John Joseph Salvest (1955–)

John Joseph Salvest has gained national acclaim through his site-specific installations, object-based and performance art, and teaching. Salvest’s art is noted for exploring issues of time and mortality, the paradoxes of life, and the true and proverbial in literature. His success is evident through awards and solo exhibitions across the nation and a career that has spanned decades.

Born on February 13, 1955, John Salvest was the oldest of three children born to John and Jeanne Salvest. He grew up in Kearny, New Jersey, and attended Regis High School in New York City, New York. He received a BA in English from Duke University in North Carolina in 1977, an MA in English from the University of Iowa in 1979, and an MFA in sculpture from the University of Iowa in 1983. Since 1989, Salvest has taught sculpture and three-dimensional design at Arkansas State University (ASU) in Jonesboro (Craighead County), where he lives with wife and fellow artist, Les Christensen.

Salvest often employs his background in literature and an unyielding eye for “art-in-the-every-day” to create subtly provocative yet often ironic perceptions into the human condition. His works have been highlighted throughout Arkansas.
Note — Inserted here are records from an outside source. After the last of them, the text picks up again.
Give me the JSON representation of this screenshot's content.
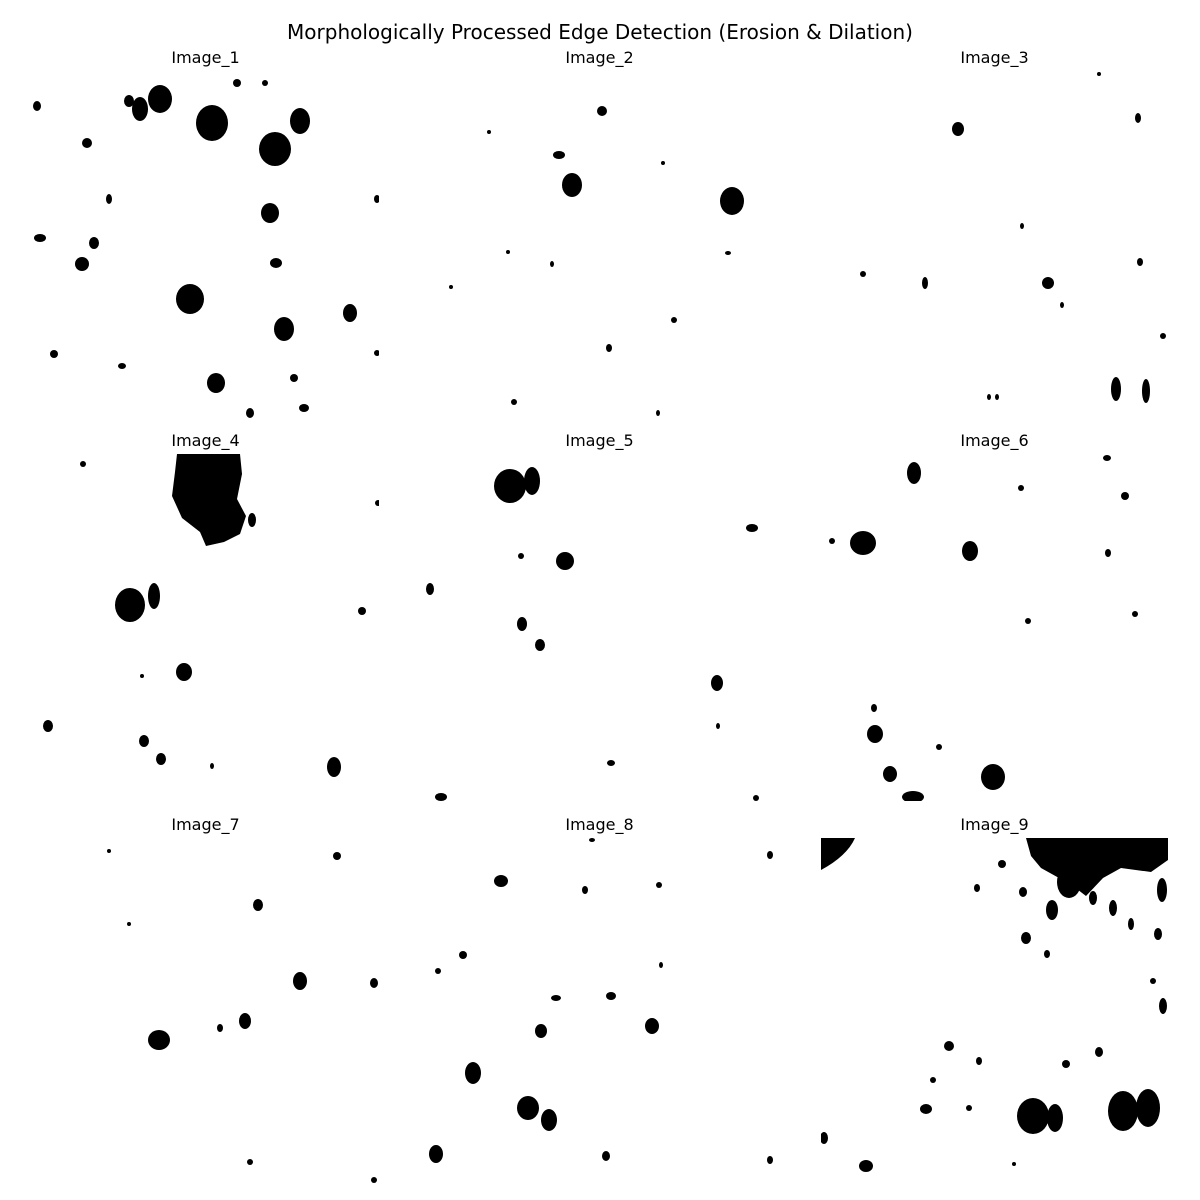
{
  "figure": {
    "title": "Morphologically Processed Edge Detection (Erosion & Dilation)"
  },
  "panels": [
    {
      "title": "Image_1"
    },
    {
      "title": "Image_2"
    },
    {
      "title": "Image_3"
    },
    {
      "title": "Image_4"
    },
    {
      "title": "Image_5"
    },
    {
      "title": "Image_6"
    },
    {
      "title": "Image_7"
    },
    {
      "title": "Image_8"
    },
    {
      "title": "Image_9"
    }
  ],
  "colors": {
    "foreground": "#000000",
    "background": "#ffffff"
  }
}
His work is regularly featured in the competitive Annual Delta Exhibition at the Arkansas Arts Center (now the Arkansas Museum of Fine Arts) in Little Rock (Pulaski County). The Grand Award winner in 1994 in the Delta Exhibition, Salvest’s Flag exhibits characteristic elements of his work. The work consists of wood and red-, white-, and blue-tipped safety matches. The wood, in the form of a crate, is emblazoned with the name of a company that produces explosive powders. The volatile words “explosives” and “dangerous” appear in bold lettering. The matches are arranged to depict a U.S. flag. Political, social, and personal, the work requires viewers to examine the connotations between the text and everyday objects.

A site-specific installation of significance to Arkansas was Words to Live By, a temporary work in 1999 in ASU’s Dean B. Ellis Library. The installation used seven flashing-arrow signs positioned in the windows of the seven-story building. Pointing upward, the signs, each with one word, integrate a passage from Johann Wolfgang von Goethe’s Faust: “Whosoever strives increasingly upward can be saved.” The passage ascended “upward through the structure and, by implication, beyond its physical bounds.” Salvest strove to present a work, the “meaning and effect” of which “remain dependent upon the relationship of the individual viewer to it.” Employing the flashing advertising signage and the rich text of Faust, Words to Live By offers insight into much of Salvest’s works. Other works of interest are Reliquary (1991), Newspaper Columns (1997), and Coffee Calendar (1998), which illustrates Salvest’s preoccupation with time.

A body of work composed of flags, school chairs, by-products of human waste, literary references, and all things common to everyday experiences has placed Salvest as a prominent individual in the area’s arts. He has been featured in the Public Art Network’s 2004 Public Art Year in Review in Washington DC and has been honored by the Pollock-Krasner Foundation (1998) and the National Endowment for the Arts (1993). He received the Arkansas Arts Council Fellowship Award in sculpture in 1992. Among many solo exhibitions, his most notable are John Salvest: TEXTure (2002) at the Arkansas Arts Center; John Salvest: Time on His Hands (1999) at the Phoenix Art Museum in Phoenix, Arizona; and Nothing Endures (1998) at the New Museum of Contemporary Art in New York City, New York.

In 2014, Salvest curated an exhibit at the University of Memphis’s art museum titled Disappearing Ink, creating a piece for the exhibit made of 1,400 front pages of the Jonesboro Sun newspaper resembling a flock of birds

Salvest’s Forever (a work consisting of second-hand romance novels) was chosen for the Crystal Bridges Museum of American Art’s State of the Art exhibition, which opened in September 2014.

For additional information:
John Salvest. http://www.johnsalvest.com (accessed July 11, 2023).

King, Cyd. “Objects of Inspiration.” Arkansas Democrat-Gazette, September 14, 2014, pp. 1E, 6E.

Levin, Kim. John Salvest: Time on His Hands. Exhibition catalogue. Phoenix: Phoenix Art Museum, 2000.

Wilbur, Debra. “Studio View: John Salvest.” New Art Examiner (March 1998): 47.

Young, Brian. “John Salvest: TEXTure.” Exhibition essay. Little Rock: Arkansas Arts Center, 2002.